Native Soil & Groundwater
Native soil characteristics determine the types of facilities that are possible, as well as the required intensity of the design. Capitalize on high-quality soils for their infiltration capacity.
Analyze the soil’s infiltration rate. Gravelly and sandy soils infiltrate water more quickly than clay. In areas with slow infiltration or poor soil quality, GSI can be designed with an underdrain.
Test soil for contamination from previous projects, especially at industrial sites.
Investigate the depth to the groundwater table. In areas with a shallow groundwater table or seasonal high water table, use non-infiltration stormwater facilities to prevent pollutants from reaching the water table.
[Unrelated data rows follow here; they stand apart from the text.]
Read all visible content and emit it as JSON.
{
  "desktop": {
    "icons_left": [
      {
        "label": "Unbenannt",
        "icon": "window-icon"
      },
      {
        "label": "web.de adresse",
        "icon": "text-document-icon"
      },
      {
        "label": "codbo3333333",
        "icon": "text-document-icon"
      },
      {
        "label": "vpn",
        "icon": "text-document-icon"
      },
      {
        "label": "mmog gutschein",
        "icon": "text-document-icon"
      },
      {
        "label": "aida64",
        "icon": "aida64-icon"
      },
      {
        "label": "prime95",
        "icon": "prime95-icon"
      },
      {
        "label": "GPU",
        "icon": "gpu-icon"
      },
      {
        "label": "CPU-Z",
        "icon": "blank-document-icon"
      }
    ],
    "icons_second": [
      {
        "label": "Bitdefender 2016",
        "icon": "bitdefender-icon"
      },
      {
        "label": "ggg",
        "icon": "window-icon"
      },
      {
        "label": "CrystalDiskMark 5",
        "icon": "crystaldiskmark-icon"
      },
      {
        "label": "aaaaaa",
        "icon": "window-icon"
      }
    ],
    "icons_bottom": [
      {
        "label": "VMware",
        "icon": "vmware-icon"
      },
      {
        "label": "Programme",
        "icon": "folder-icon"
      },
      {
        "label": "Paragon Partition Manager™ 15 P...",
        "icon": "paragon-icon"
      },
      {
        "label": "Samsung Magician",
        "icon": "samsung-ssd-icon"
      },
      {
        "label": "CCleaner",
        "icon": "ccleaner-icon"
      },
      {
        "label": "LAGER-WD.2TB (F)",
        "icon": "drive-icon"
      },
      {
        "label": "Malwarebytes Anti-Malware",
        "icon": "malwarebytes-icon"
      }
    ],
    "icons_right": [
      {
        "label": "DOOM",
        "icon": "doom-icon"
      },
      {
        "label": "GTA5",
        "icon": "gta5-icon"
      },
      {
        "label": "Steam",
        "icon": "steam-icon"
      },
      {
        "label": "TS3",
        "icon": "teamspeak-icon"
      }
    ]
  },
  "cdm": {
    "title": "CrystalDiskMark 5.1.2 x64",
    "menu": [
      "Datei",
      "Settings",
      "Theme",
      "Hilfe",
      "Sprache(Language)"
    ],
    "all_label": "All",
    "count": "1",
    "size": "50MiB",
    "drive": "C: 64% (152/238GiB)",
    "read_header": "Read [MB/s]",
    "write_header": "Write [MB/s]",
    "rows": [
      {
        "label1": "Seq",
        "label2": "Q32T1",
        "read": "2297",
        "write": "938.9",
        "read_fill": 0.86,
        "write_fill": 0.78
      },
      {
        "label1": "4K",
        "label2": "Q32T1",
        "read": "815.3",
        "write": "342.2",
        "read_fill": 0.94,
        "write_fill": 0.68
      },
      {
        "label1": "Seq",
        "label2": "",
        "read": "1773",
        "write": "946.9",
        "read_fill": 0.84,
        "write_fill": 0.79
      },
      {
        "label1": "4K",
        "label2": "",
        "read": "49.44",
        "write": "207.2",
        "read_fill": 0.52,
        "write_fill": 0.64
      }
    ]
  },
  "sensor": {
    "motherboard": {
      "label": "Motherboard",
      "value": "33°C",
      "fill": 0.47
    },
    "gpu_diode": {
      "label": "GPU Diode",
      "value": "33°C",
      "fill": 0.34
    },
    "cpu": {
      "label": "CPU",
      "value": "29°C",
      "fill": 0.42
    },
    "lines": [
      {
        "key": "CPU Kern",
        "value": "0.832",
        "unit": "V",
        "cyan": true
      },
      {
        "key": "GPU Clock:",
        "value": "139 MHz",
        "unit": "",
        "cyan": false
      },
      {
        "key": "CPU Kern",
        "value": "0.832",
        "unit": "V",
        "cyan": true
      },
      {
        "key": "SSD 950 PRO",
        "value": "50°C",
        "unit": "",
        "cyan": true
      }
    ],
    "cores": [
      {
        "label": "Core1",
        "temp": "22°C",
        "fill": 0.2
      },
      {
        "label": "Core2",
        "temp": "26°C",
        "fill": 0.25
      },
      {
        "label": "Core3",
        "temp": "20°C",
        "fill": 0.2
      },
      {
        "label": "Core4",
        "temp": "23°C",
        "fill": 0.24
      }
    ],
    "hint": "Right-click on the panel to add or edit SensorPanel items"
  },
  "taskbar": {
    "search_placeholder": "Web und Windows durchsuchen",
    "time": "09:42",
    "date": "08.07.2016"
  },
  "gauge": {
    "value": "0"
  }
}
Consider the location of existing gray stormwater infrastructure, especially drainage grates and catch basins.
Consider the location of subsurface transit infrastructure, utilities, and sleeves to avoid conflicts with stormwater projects.
Take stock of adjacent buildings with basements or subsurface structures. Stormwater facilities may require liners or deeper walls to prevent lateral water seepage into basements.
Consider other structures in the right-of-way such as transit stops, utility poles, mature trees, benches, wayfinding signs, or other street furniture. Maintain ADA access around doors and access routes.
Identify opportunities for synergy, especially with adjacent redevelopment or property owners interested in beautification or flood mitigation.